Monday, January 23, 2012


While I'm in school, I live in a B&B in Anchorage.  It's a gigantic three-story house with a front yard that has been cemented over to create parking spaces, and it's in a very nice residential neighborhood within 3 miles of the college and hospital where I go for clinical rotations.

My room and its private bath are on the bottom floor.  Also on the bottom floor is a large living room and full kitchen that I share with the occupant of the only other bedroom on this floor.  His name is Mark.  He moved to Alaska this past October, having spent the first 27 years of his life living in more temperate climes.  Mark is smart, tall, handsome and pleasant when our paths cross, which isn't often.  I wouldn't even know he lived down here save for the fact that he leaves dirty dishes and crumbs in the kitchen and uses my dishwashing soap and towels. Mark has been here all day (I know this because his car is parked in the driveway), as have I, and I haven't laid eyes on him.  As far as I know he hasn't cooked anything (there is no new mess in the kitchen).

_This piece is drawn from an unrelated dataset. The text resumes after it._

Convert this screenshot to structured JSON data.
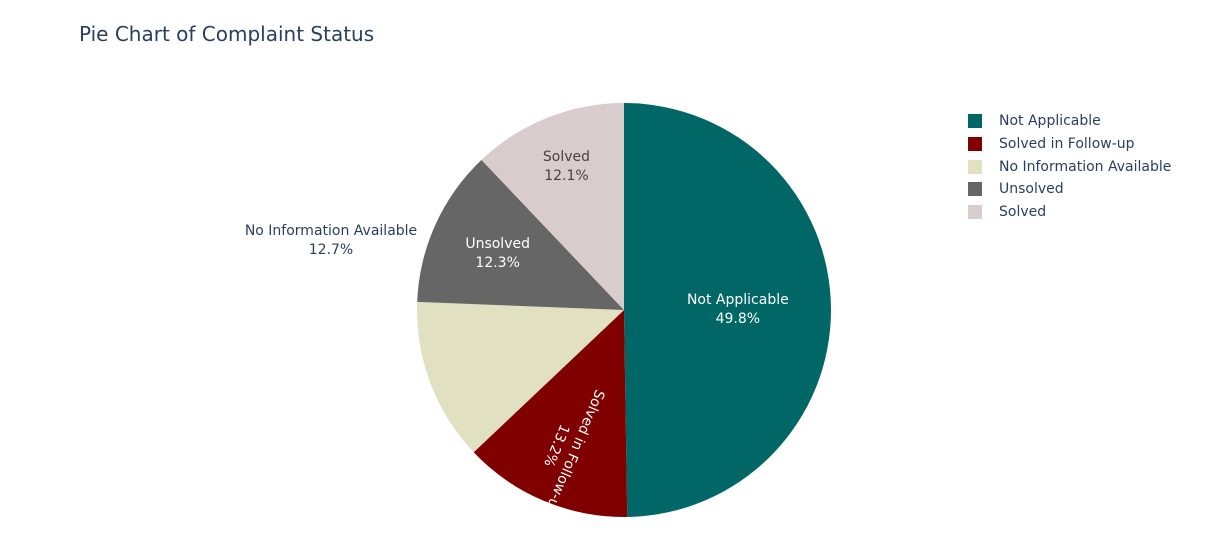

An orthopedic surgeon and his wife live on the second floor during the winter.  They're very pleasant people.  He replaces hips and knees at a nearby hospital and has climbed Everest  She manages the house while the owners spend their winters in exotic places like Africa, France, and Israel.  She is detail oriented and very interested in the lives and habits of the other occupants of the house.  Yesterday she informed me that Mark has not washed his sheets or clothes since he arrived in October, and that his room is full of dirty clothes, trash bags full of trash, and computer gaming equipment.  She says that she believes they'll have to burn his sheets when he moves out (apparently he is using "house sheets" - I brought mine from home because I'm sorely addicted to high thread counts).  I was unaware that she patrolled our rooms while we're gone and wonder what she thinks when she peeks into my room, which is full of books, binders, bags of food items that I'm unwilling to share with Mark, and Angry Bird stuffed animals that my husband has begun buying for me.  I think I'll leave a big pile of plastic dog poop on the floor just inside the door of my room the next time I go home to Kenai.

There are several other transient winter residents living here off and on, and the granddaughter of the owner makes regular appearances with her two small children.  She does her laundry here and uses the internet while she ignores her children who want to follow tenants into their rooms.

We're an odd group.  At least two of us are night owls; I can hear someone wandering around above me until at least 2 am before I fall asleep.  We are mountain climbers, busybodies, computer gamers, bicycle riders, students, surgeons and hoarders.  We are US, Canadian and UK citizens, junk food junkies, gourmet cooks, bridge players, movie buffs, single mothers, married couples, neat freaks and slobs.  Somehow we blend in slightly off-key harmony.